I am trying to wrap my head around this piece of code.
Lets say I have a struct S1 defined like this:
nonisolated struct S1 {
@MainActor var title: String = "My title"
nonisolated mutating func updateTitle() {
title = "My new title"
}
}
Firstly, I am trying to understand why does this piece of code compile. My assumption is that updateTitle function should not be able to mutate title variable since updateTitle is nonisolated and title property is marked with @MainActor.
Furthermore if I then define a class C1 like this that holds the S1 value:
nonisolated class C1 {
var s1 = S1()
}
and then use it to mutate the s1 title like this:
var c1 = C1()
await updateTitleConcurrent(c1: c1)
print(c1.s1.title) // this prints "My New Title"
func updateTitleConcurrent(c1: sending C1) async {
await Task { @concurrent in
c1.s1.updateTitle()
}.value
}
The title property will be mutated on some arbitrary thread from the concurrent thread pool and not the main thread. This does not seem correct since the title property is obviously marked with @MainActor
Any suggestion on why this works like that?
for information, I am using Xcode 26 beta 2 with Swift 6 and DefaultActorIsolation set to MainActor.
I am no expert, but instances of struct S1 have value semantics. What does using nonisolated on them mean?
Instead, have you tried to make S1 a class?
nonisolated class S1 {
@MainActor var title: String = "My title"
nonisolated func updateTitle() {
title = "My new title" // Error: Main actor-isolated property 'title' can not be mutated from a nonisolated context
// Mutation of this property is only permitted within the actor
}
}
Yes I also tested the exact same thing you mentioned and for class it seems to work as expected.
My assumption was that structs should work in a similar way and that similar constraints should be applied on them as well in the end.
This still seems like a bug to me that we are allowed to update @MainActor property of a struct within nonisolated function (which can be called on arbitrary thread) unless I am missing something.

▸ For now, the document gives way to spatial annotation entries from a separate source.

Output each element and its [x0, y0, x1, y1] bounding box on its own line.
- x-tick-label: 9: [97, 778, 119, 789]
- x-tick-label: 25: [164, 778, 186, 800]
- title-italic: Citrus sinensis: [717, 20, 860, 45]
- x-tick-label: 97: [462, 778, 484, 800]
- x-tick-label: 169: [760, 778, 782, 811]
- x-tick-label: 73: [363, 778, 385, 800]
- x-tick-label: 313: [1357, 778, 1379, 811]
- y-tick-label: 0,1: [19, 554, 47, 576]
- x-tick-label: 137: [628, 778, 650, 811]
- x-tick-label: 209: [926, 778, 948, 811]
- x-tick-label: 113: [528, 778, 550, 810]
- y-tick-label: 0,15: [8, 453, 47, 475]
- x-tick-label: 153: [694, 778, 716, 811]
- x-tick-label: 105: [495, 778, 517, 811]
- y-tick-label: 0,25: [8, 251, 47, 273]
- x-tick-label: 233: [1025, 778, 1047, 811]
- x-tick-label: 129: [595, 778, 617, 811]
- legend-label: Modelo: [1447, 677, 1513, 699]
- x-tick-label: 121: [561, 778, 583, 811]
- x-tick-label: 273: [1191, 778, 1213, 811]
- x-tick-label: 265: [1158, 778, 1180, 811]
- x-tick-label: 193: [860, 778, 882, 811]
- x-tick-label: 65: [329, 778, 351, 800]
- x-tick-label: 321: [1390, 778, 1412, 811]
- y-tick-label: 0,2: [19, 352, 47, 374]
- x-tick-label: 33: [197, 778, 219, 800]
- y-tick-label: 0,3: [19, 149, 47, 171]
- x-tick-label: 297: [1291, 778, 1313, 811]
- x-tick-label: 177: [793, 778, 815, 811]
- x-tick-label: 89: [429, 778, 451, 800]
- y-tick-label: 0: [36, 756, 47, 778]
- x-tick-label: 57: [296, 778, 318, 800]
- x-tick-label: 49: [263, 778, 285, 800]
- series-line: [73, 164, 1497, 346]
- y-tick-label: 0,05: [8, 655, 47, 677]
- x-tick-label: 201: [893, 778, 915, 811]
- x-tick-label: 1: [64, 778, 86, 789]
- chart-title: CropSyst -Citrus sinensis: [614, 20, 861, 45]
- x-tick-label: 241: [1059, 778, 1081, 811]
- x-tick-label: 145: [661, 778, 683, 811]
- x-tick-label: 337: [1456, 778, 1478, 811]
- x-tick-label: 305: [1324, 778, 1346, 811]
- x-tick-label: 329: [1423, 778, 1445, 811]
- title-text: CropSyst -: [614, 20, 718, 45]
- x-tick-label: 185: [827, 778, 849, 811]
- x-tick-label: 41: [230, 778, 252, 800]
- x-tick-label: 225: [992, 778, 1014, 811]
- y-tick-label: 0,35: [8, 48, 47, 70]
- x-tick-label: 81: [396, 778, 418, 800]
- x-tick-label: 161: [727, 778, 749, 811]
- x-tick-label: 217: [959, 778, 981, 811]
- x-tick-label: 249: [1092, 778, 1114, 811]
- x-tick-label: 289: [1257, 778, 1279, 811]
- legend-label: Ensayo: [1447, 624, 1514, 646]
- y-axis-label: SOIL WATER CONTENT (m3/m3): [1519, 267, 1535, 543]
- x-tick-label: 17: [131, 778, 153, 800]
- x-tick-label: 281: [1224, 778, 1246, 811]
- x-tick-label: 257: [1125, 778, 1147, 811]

Your function is synchronous, so it’s a tricky question: it cannot leave current isolation. And since you have everything default to main actor, compiler might assume that it is safe. Try to introduce asynchronous concurrent function that will call this method.
I think that even though I have everything default to @MainActor the updateTitle function is not on it but rather it should be nonisolated because it is explicitly marked like that.
And because of that my assumption was that I cannot access the @MainActor property from nonisolated synchronous function the same way that is not possible when using a class as @ibex10 showed in his example.